Après l'utilisation désastreuse d'un procédé censé réguler et surtout uniformiser les climats sur Terre, la planète bleue se retrouve soudain prise dans les glaces, car la tentative a provoqué une glaciation extrême. Les survivants s'entassent dans un train qui parcourt la Terre dans un circuit sans fin, entamant une révolution qui dure un an. Peu à peu un semblant de société s'est instauré : Wilford, co-concepteur de la Machine qui meut le train, est bien au chaud dans la motrice de tête, tandis qu'une garde armée et quelques cadres tiennent dans un état de dénuement quasi-complet plusieurs centaines de personnes dans les voitures de queue. 17 ans après le départ du train, la Terre est toujours sous la neige et la glace, et une nouvelle révolte des "Queutards" se prépare, sous la direction de Curtis, un trentenaire qui a déjà passé la moitié de sa vie dans le Train.
Ce film est peut-être la sensation de l'année. Adaptant une bande dessinée française (intitulée le Transperceneige - une intégrale vient de sortir, pour les amateurs) initiée en 1984 et réalisée par Jacques Lob (au scénario, auquel a succédé Benjamin Legrand) et Jean-Marc Rochette, il est l'oeuvre d'une sorte de dream team intenationale. Aux manettes, Bong Joon-Ho, cinéaste coréen qui a fait sensation avec le film de monstres The Host, qui a lui-même adapté en scénario l'histoire originale ; Marco Beltrami, qui a réalisé les scores de Dans la brume électrique, 3h10 pour Yuma, Hellboy... ; au casting, c'est encore plus vaste, puisqu'on a des acteurs britanniques, américains, coréens et même français. Et pour compléter, le tournage s'est fait en République tchèque. Sans doute histoire de réduire les coûts, même si la quasi-totalité de l'histoire se déroule dans un train, donc un décor "étroit". Les studios Barrandov, longs de plus de 100 mètres, étaient les seuls à proposer de telles possibilités en termes de place.
Parlons-en du casting, plutôt étonnant, puisque dans le rôle principal on trouve Chris Evans en meneur de la révolte. Oui, Chris Evans, le bogosse tout lisse qui joue la Torche humaine dans les 4 Fantastiques et Captain America dans le film éponyme et dans Avengers. J'avais un peu peur qu'il se contente de serrer sa mâchoire carrée et de rouler des muscles, mais surprise, il se révèle d'une grande profondeur dans au moins deux scènes-clés du film, et tient plutôt bien celui-ci, même s'il ne rechigne pas à la castagne. A ses côtés on retrouve Jamie Bell, révélé par l'excellent Billy Elliott, Tilda Swinton, actrice caméléon une nouvelle fois méconnaissable, Ed Harris qu'on ne présente plus, John Hurt, adoubé par son interprétation d'Elephant Man. Sans compter Song Kang-Ho, qui jouait justement dans The Host et se montre encore une fois impeccable en junkie précieux.

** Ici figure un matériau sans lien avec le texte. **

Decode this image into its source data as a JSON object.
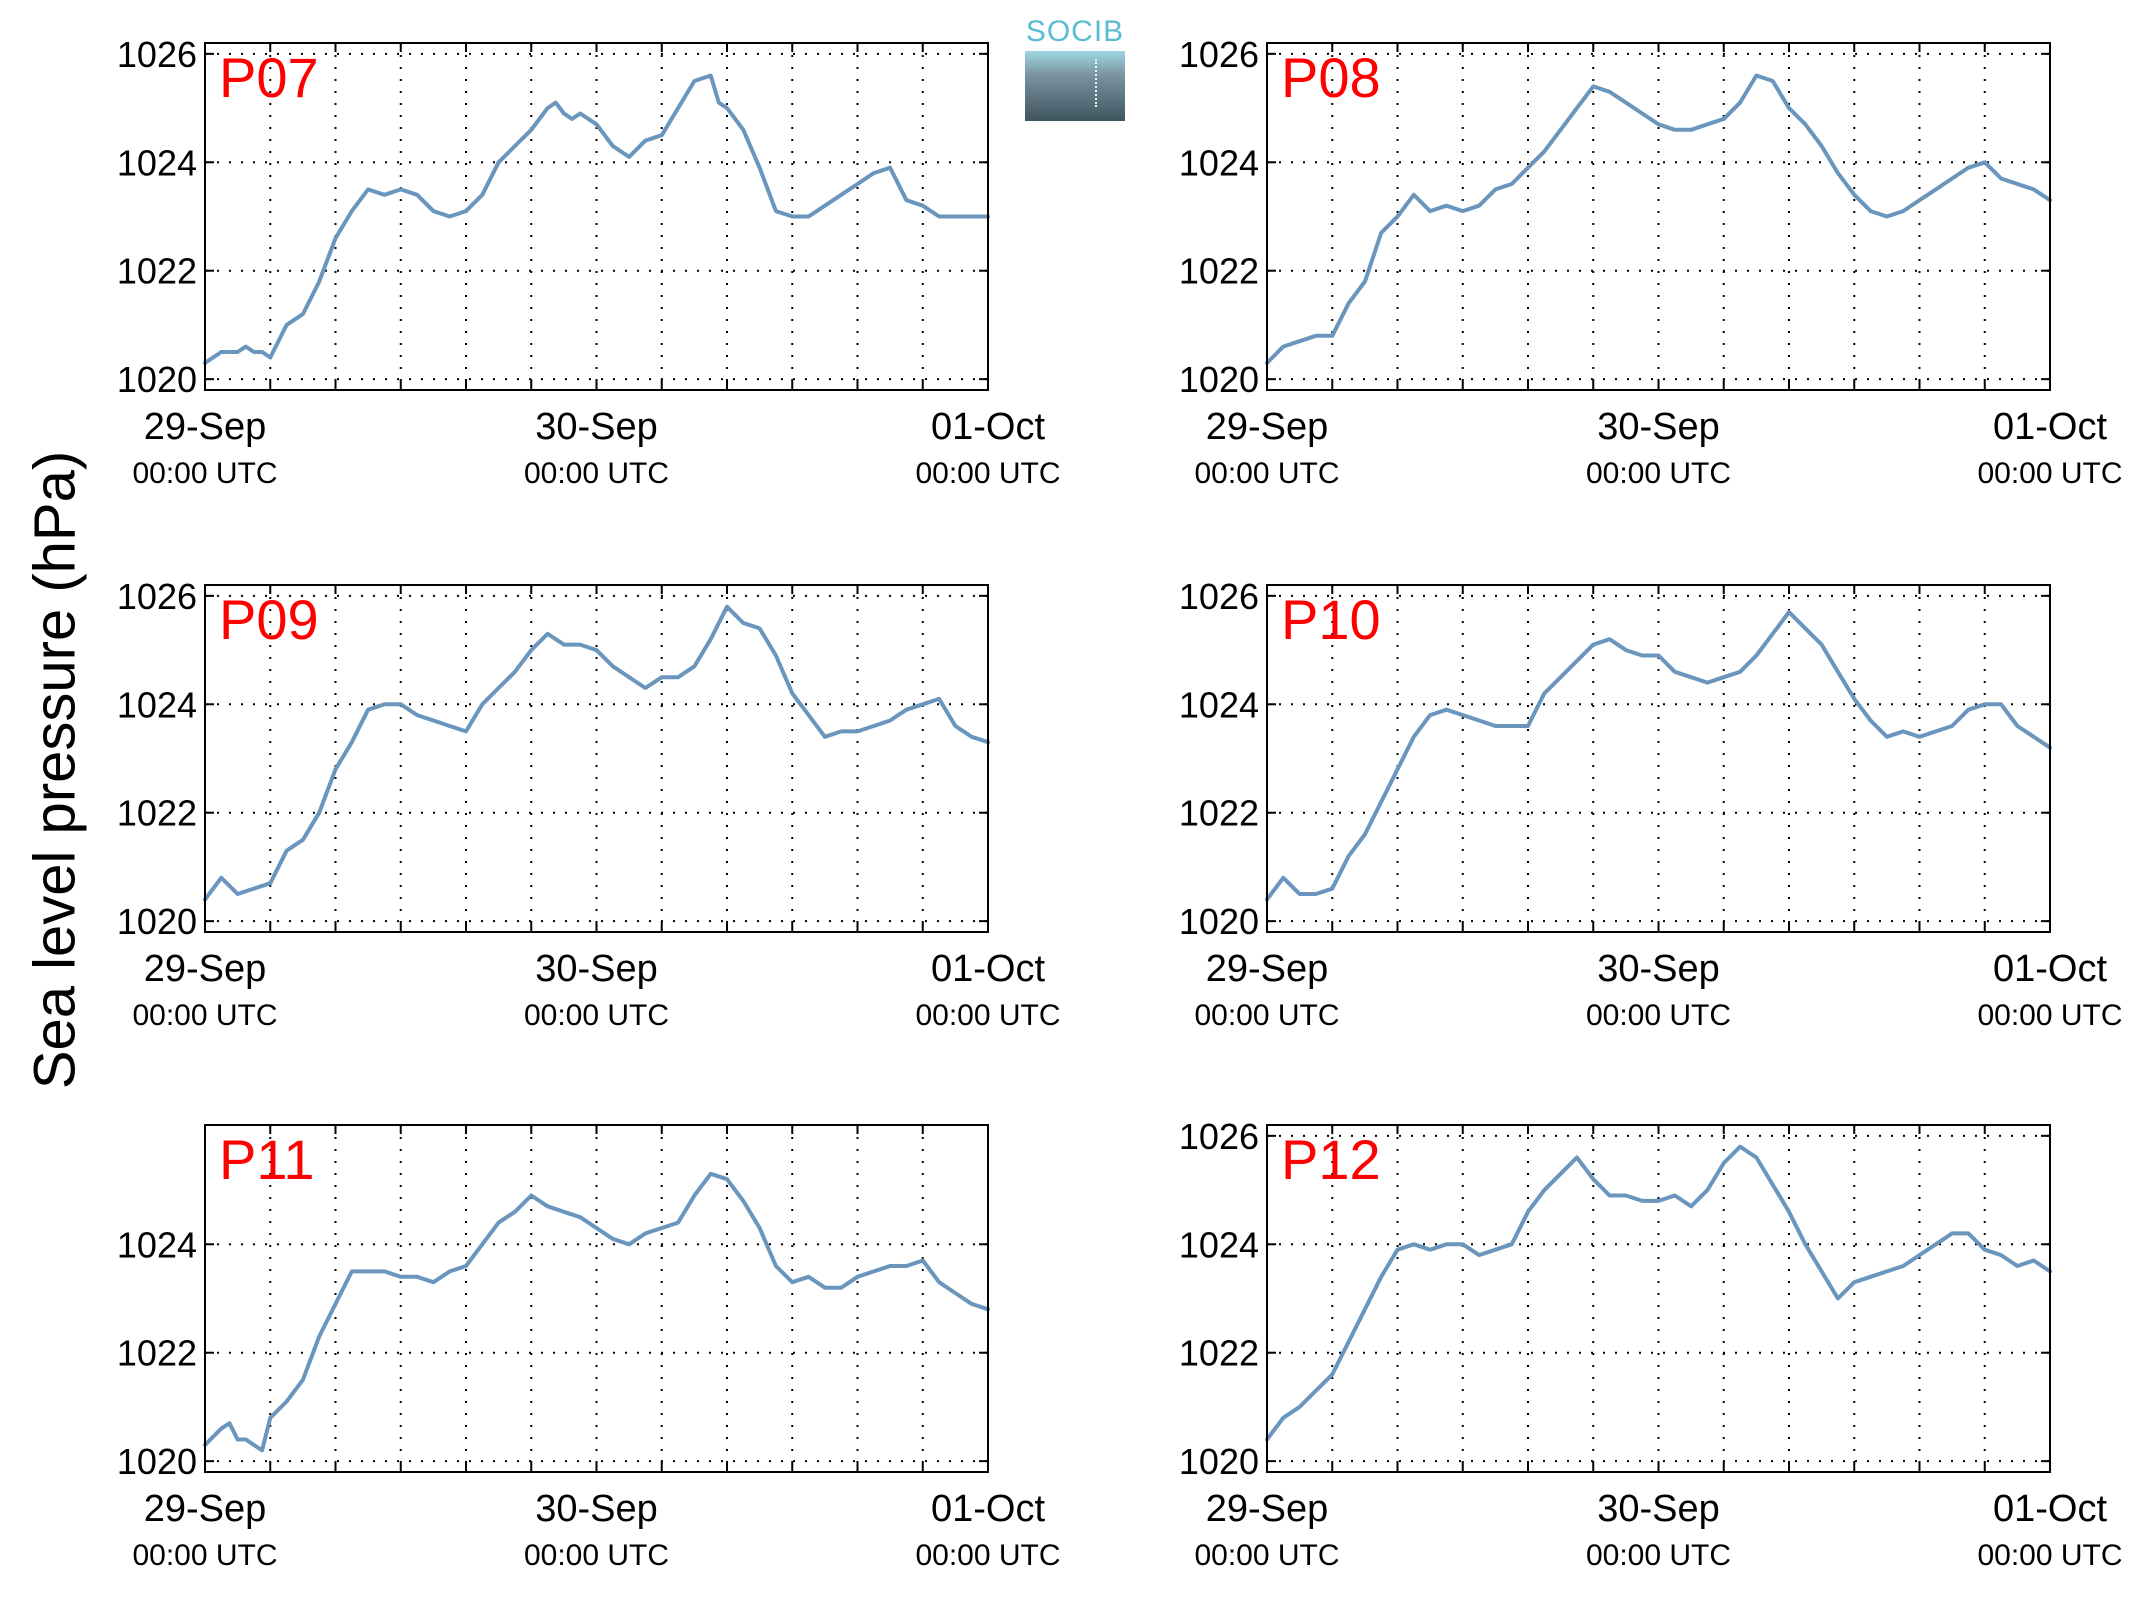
{
  "figure": {
    "ylabel": "Sea level pressure (hPa)",
    "logo_text": "SOCIB",
    "line_color": "#6a95bd",
    "label_color": "#ff0000"
  },
  "chart_data": [
    {
      "type": "line",
      "title": "P07",
      "xlim": [
        0,
        48
      ],
      "ylim": [
        1019.8,
        1026.2
      ],
      "yticks": [
        1020,
        1022,
        1024,
        1026
      ],
      "xticks": [
        {
          "x": 0,
          "date": "29-Sep",
          "time": "00:00 UTC"
        },
        {
          "x": 24,
          "date": "30-Sep",
          "time": "00:00 UTC"
        },
        {
          "x": 48,
          "date": "01-Oct",
          "time": "00:00 UTC"
        }
      ],
      "grid": true,
      "x": [
        0,
        1,
        2,
        2.5,
        3,
        3.5,
        4,
        5,
        6,
        7,
        8,
        9,
        10,
        11,
        12,
        13,
        14,
        15,
        16,
        17,
        18,
        19,
        20,
        21,
        21.5,
        22,
        22.5,
        23,
        24,
        25,
        26,
        27,
        28,
        29,
        30,
        31,
        31.5,
        32,
        33,
        34,
        35,
        36,
        37,
        38,
        39,
        40,
        41,
        42,
        43,
        44,
        45,
        45.5,
        46,
        47,
        48
      ],
      "y": [
        1020.3,
        1020.5,
        1020.5,
        1020.6,
        1020.5,
        1020.5,
        1020.4,
        1021.0,
        1021.2,
        1021.8,
        1022.6,
        1023.1,
        1023.5,
        1023.4,
        1023.5,
        1023.4,
        1023.1,
        1023.0,
        1023.1,
        1023.4,
        1024.0,
        1024.3,
        1024.6,
        1025.0,
        1025.1,
        1024.9,
        1024.8,
        1024.9,
        1024.7,
        1024.3,
        1024.1,
        1024.4,
        1024.5,
        1025.0,
        1025.5,
        1025.6,
        1025.1,
        1025.0,
        1024.6,
        1023.9,
        1023.1,
        1023.0,
        1023.0,
        1023.2,
        1023.4,
        1023.6,
        1023.8,
        1023.9,
        1023.3,
        1023.2,
        1023.0,
        1023.0,
        1023.0,
        1023.0,
        1023.0
      ]
    },
    {
      "type": "line",
      "title": "P08",
      "xlim": [
        0,
        48
      ],
      "ylim": [
        1019.8,
        1026.2
      ],
      "yticks": [
        1020,
        1022,
        1024,
        1026
      ],
      "xticks": [
        {
          "x": 0,
          "date": "29-Sep",
          "time": "00:00 UTC"
        },
        {
          "x": 24,
          "date": "30-Sep",
          "time": "00:00 UTC"
        },
        {
          "x": 48,
          "date": "01-Oct",
          "time": "00:00 UTC"
        }
      ],
      "grid": true,
      "x": [
        0,
        1,
        2,
        3,
        4,
        5,
        6,
        7,
        8,
        9,
        10,
        11,
        12,
        13,
        14,
        15,
        16,
        17,
        18,
        19,
        20,
        21,
        22,
        23,
        24,
        25,
        26,
        27,
        28,
        29,
        30,
        31,
        32,
        33,
        34,
        35,
        36,
        37,
        38,
        39,
        40,
        41,
        42,
        43,
        44,
        45,
        46,
        47,
        48
      ],
      "y": [
        1020.3,
        1020.6,
        1020.7,
        1020.8,
        1020.8,
        1021.4,
        1021.8,
        1022.7,
        1023.0,
        1023.4,
        1023.1,
        1023.2,
        1023.1,
        1023.2,
        1023.5,
        1023.6,
        1023.9,
        1024.2,
        1024.6,
        1025.0,
        1025.4,
        1025.3,
        1025.1,
        1024.9,
        1024.7,
        1024.6,
        1024.6,
        1024.7,
        1024.8,
        1025.1,
        1025.6,
        1025.5,
        1025.0,
        1024.7,
        1024.3,
        1023.8,
        1023.4,
        1023.1,
        1023.0,
        1023.1,
        1023.3,
        1023.5,
        1023.7,
        1023.9,
        1024.0,
        1023.7,
        1023.6,
        1023.5,
        1023.3
      ]
    },
    {
      "type": "line",
      "title": "P09",
      "xlim": [
        0,
        48
      ],
      "ylim": [
        1019.8,
        1026.2
      ],
      "yticks": [
        1020,
        1022,
        1024,
        1026
      ],
      "xticks": [
        {
          "x": 0,
          "date": "29-Sep",
          "time": "00:00 UTC"
        },
        {
          "x": 24,
          "date": "30-Sep",
          "time": "00:00 UTC"
        },
        {
          "x": 48,
          "date": "01-Oct",
          "time": "00:00 UTC"
        }
      ],
      "grid": true,
      "x": [
        0,
        1,
        2,
        3,
        4,
        5,
        6,
        7,
        8,
        9,
        10,
        11,
        12,
        13,
        14,
        15,
        16,
        17,
        18,
        19,
        20,
        21,
        22,
        23,
        24,
        25,
        26,
        27,
        28,
        29,
        30,
        31,
        32,
        33,
        34,
        35,
        36,
        37,
        38,
        39,
        40,
        41,
        42,
        43,
        44,
        45,
        46,
        47,
        48
      ],
      "y": [
        1020.4,
        1020.8,
        1020.5,
        1020.6,
        1020.7,
        1021.3,
        1021.5,
        1022.0,
        1022.8,
        1023.3,
        1023.9,
        1024.0,
        1024.0,
        1023.8,
        1023.7,
        1023.6,
        1023.5,
        1024.0,
        1024.3,
        1024.6,
        1025.0,
        1025.3,
        1025.1,
        1025.1,
        1025.0,
        1024.7,
        1024.5,
        1024.3,
        1024.5,
        1024.5,
        1024.7,
        1025.2,
        1025.8,
        1025.5,
        1025.4,
        1024.9,
        1024.2,
        1023.8,
        1023.4,
        1023.5,
        1023.5,
        1023.6,
        1023.7,
        1023.9,
        1024.0,
        1024.1,
        1023.6,
        1023.4,
        1023.3
      ]
    },
    {
      "type": "line",
      "title": "P10",
      "xlim": [
        0,
        48
      ],
      "ylim": [
        1019.8,
        1026.2
      ],
      "yticks": [
        1020,
        1022,
        1024,
        1026
      ],
      "xticks": [
        {
          "x": 0,
          "date": "29-Sep",
          "time": "00:00 UTC"
        },
        {
          "x": 24,
          "date": "30-Sep",
          "time": "00:00 UTC"
        },
        {
          "x": 48,
          "date": "01-Oct",
          "time": "00:00 UTC"
        }
      ],
      "grid": true,
      "x": [
        0,
        1,
        2,
        3,
        4,
        5,
        6,
        7,
        8,
        9,
        10,
        11,
        12,
        13,
        14,
        15,
        16,
        17,
        18,
        19,
        20,
        21,
        22,
        23,
        24,
        25,
        26,
        27,
        28,
        29,
        30,
        31,
        32,
        33,
        34,
        35,
        36,
        37,
        38,
        39,
        40,
        41,
        42,
        43,
        44,
        45,
        46,
        47,
        48
      ],
      "y": [
        1020.4,
        1020.8,
        1020.5,
        1020.5,
        1020.6,
        1021.2,
        1021.6,
        1022.2,
        1022.8,
        1023.4,
        1023.8,
        1023.9,
        1023.8,
        1023.7,
        1023.6,
        1023.6,
        1023.6,
        1024.2,
        1024.5,
        1024.8,
        1025.1,
        1025.2,
        1025.0,
        1024.9,
        1024.9,
        1024.6,
        1024.5,
        1024.4,
        1024.5,
        1024.6,
        1024.9,
        1025.3,
        1025.7,
        1025.4,
        1025.1,
        1024.6,
        1024.1,
        1023.7,
        1023.4,
        1023.5,
        1023.4,
        1023.5,
        1023.6,
        1023.9,
        1024.0,
        1024.0,
        1023.6,
        1023.4,
        1023.2
      ]
    },
    {
      "type": "line",
      "title": "P11",
      "xlim": [
        0,
        48
      ],
      "ylim": [
        1019.8,
        1026.2
      ],
      "yticks": [
        1020,
        1022,
        1024
      ],
      "xticks": [
        {
          "x": 0,
          "date": "29-Sep",
          "time": "00:00 UTC"
        },
        {
          "x": 24,
          "date": "30-Sep",
          "time": "00:00 UTC"
        },
        {
          "x": 48,
          "date": "01-Oct",
          "time": "00:00 UTC"
        }
      ],
      "grid": true,
      "x": [
        0,
        1,
        1.5,
        2,
        2.5,
        3,
        3.5,
        4,
        5,
        6,
        7,
        8,
        9,
        10,
        11,
        12,
        13,
        14,
        15,
        16,
        17,
        18,
        19,
        20,
        21,
        22,
        23,
        24,
        25,
        26,
        27,
        28,
        29,
        30,
        31,
        32,
        33,
        34,
        35,
        36,
        37,
        38,
        39,
        40,
        41,
        42,
        43,
        44,
        45,
        46,
        47,
        48
      ],
      "y": [
        1020.3,
        1020.6,
        1020.7,
        1020.4,
        1020.4,
        1020.3,
        1020.2,
        1020.8,
        1021.1,
        1021.5,
        1022.3,
        1022.9,
        1023.5,
        1023.5,
        1023.5,
        1023.4,
        1023.4,
        1023.3,
        1023.5,
        1023.6,
        1024.0,
        1024.4,
        1024.6,
        1024.9,
        1024.7,
        1024.6,
        1024.5,
        1024.3,
        1024.1,
        1024.0,
        1024.2,
        1024.3,
        1024.4,
        1024.9,
        1025.3,
        1025.2,
        1024.8,
        1024.3,
        1023.6,
        1023.3,
        1023.4,
        1023.2,
        1023.2,
        1023.4,
        1023.5,
        1023.6,
        1023.6,
        1023.7,
        1023.3,
        1023.1,
        1022.9,
        1022.8
      ]
    },
    {
      "type": "line",
      "title": "P12",
      "xlim": [
        0,
        48
      ],
      "ylim": [
        1019.8,
        1026.2
      ],
      "yticks": [
        1020,
        1022,
        1024,
        1026
      ],
      "xticks": [
        {
          "x": 0,
          "date": "29-Sep",
          "time": "00:00 UTC"
        },
        {
          "x": 24,
          "date": "30-Sep",
          "time": "00:00 UTC"
        },
        {
          "x": 48,
          "date": "01-Oct",
          "time": "00:00 UTC"
        }
      ],
      "grid": true,
      "x": [
        0,
        1,
        2,
        3,
        4,
        5,
        6,
        7,
        8,
        9,
        10,
        11,
        12,
        13,
        14,
        15,
        16,
        17,
        18,
        19,
        20,
        21,
        22,
        23,
        24,
        25,
        26,
        27,
        28,
        29,
        30,
        31,
        32,
        33,
        34,
        35,
        36,
        37,
        38,
        39,
        40,
        41,
        42,
        43,
        44,
        45,
        46,
        47,
        48
      ],
      "y": [
        1020.4,
        1020.8,
        1021.0,
        1021.3,
        1021.6,
        1022.2,
        1022.8,
        1023.4,
        1023.9,
        1024.0,
        1023.9,
        1024.0,
        1024.0,
        1023.8,
        1023.9,
        1024.0,
        1024.6,
        1025.0,
        1025.3,
        1025.6,
        1025.2,
        1024.9,
        1024.9,
        1024.8,
        1024.8,
        1024.9,
        1024.7,
        1025.0,
        1025.5,
        1025.8,
        1025.6,
        1025.1,
        1024.6,
        1024.0,
        1023.5,
        1023.0,
        1023.3,
        1023.4,
        1023.5,
        1023.6,
        1023.8,
        1024.0,
        1024.2,
        1024.2,
        1023.9,
        1023.8,
        1023.6,
        1023.7,
        1023.5
      ]
    }
  ]
}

Le film est nerveux, peut-être un peu longuet sur certaines séquences, mais sur le plan technique, c'est une vraie réussite. Les plans sont minutieusement travaillés, Bong a filmé son long-métrage en 1.85 plutôt qu'en Cinemascope pour renforcer l'impression d'enfermement. Il varie les axes de vision et les échelles de plan pour une immersion plus grande. La lumière crue n'est pas tendre avec nos protagonistes, et le contraste entre les wagons de queue et les voitures de tête est saisissant. L'auteur a ainsi voulu renforcer la différence d'état d'esprit entre les deux populations : l'une, vivant dans la crasse, garde tous ses esprits et n'aspire qu'à renverser la tête ; l'autre, vivant dans l'opulence et la décadence, est complètement insouciante, aliénée par la bonne parole d'un ermite mégalomane.
Tiens, en parlant de contraste, un aspect un peu déroutant dans le film est l'apparition ponctuelle de notes d'humour, à la limite du burlesque, alors que le propos du long-métrage est carrément pessimiste. Mais ceux qui ont vu The Host et d'autres films coréens reconnaîtront là une patte des cinéastes du Pays du matin calme. Personnellement cela ne m'a pas trop gêné, car le propos de l'histoire est respecté, et reste tout de même globalement noir. Car quel est l'avenir du Train ? Continuer à tourner indéfiniment autour de la Terre, avec une population régulièrement régulée par des massacres sans aucune justification ?
Vous l'aurez compris, il s'agit d'un excellent film, pas de doute.